Development
Code structure
GraphMB contains options to experiment with model architecture and training, as well as with pre-processing of data and post-processing of the results. The core of GraphMB are deep learning models that process contigs into an embedding space.
The files models.py, gnn_models.py, and layers.py contain the tensorflow models used on version 0.2. These fails also contain the trainer helper function and loss functions. The files train_ccvae.py and train_gnn.py contain the training loops of those models. graphsage_unsupervised.py contains the model used by v0.1, while graphmb1.py contains helper functions used on the initial GraphMB release (but not anymore).
The file evaluate.py contains several evaluation metrics, and a function to run a clustering algorithm on the embeddings and evaluate the output. The main clustering algorithm is in vamb_clustering.py as was originally developed for VAMB. The file amber_eval.py is adapted from the AMBER evaluation tool, to run the same metrics as that tool.
The file contigsdataset.py contains the code to read, pre-process and save a set of contigs, along with their assembly graph, depth, single-copy marker genes and embeddings. It also computes several stats on a dataset. The file dgl_dataset.py contains code to convert the v0.2 AssemblyDataset class to the one used by v0.1. The file utils.py contains some additional helper functions that did not fit elsewhere.

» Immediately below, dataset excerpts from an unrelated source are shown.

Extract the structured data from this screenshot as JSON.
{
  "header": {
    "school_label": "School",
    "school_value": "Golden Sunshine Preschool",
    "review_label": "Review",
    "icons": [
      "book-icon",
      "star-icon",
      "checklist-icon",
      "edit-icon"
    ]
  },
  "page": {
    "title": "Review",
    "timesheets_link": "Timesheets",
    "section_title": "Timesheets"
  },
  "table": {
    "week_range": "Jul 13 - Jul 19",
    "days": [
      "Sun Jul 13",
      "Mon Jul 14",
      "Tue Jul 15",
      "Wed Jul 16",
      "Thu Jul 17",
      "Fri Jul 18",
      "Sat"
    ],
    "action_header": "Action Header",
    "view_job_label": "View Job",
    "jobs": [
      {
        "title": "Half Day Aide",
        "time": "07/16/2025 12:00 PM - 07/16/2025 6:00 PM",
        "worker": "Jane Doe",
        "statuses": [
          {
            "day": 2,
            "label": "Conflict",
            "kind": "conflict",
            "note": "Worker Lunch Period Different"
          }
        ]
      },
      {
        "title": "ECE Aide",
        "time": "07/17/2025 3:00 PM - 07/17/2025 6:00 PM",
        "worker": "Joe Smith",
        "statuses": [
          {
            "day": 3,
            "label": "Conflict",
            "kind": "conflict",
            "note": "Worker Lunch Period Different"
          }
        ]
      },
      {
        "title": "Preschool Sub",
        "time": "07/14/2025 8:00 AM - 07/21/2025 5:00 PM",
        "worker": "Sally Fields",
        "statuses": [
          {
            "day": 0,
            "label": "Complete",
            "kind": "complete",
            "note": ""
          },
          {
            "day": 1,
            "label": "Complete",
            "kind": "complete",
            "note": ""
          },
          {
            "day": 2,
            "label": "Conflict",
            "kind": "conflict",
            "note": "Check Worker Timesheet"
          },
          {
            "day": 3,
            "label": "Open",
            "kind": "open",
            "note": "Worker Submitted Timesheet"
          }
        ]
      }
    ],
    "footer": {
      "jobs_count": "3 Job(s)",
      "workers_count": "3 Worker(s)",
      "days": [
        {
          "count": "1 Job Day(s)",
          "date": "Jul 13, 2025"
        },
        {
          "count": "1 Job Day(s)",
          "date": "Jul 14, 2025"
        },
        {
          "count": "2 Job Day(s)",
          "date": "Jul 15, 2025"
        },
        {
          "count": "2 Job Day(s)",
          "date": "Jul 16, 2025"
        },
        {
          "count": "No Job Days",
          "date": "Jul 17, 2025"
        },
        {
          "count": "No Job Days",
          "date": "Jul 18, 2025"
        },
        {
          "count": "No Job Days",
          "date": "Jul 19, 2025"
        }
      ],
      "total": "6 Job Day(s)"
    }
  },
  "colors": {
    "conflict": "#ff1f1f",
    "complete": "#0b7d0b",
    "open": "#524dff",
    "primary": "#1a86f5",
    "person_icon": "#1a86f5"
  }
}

Finally, all the running parameters are stored in arg_options.py. The main file main.py reads these parameters and executes the experiments accordingly. version.py is used only to store the current version number. setup.py defines the dependencies and other parameters to build a new version.
Typical workflow for new versions
Useful commands to build new version:
python setup.py sdist bdist_wheel
python -m twine upload dist/graphmb-X.X.X*
cd docs; make html
sudo docker build . -t andrelamurias/graphmb:X.X.X
sudo docker push
Documentation
The documentation is stored in docs/ and uses Sphinx to generate HTML pages. The docstring of each funtion and class are automatically added. If new source code files are added, these should be added too to docs/source/graphmb.rst.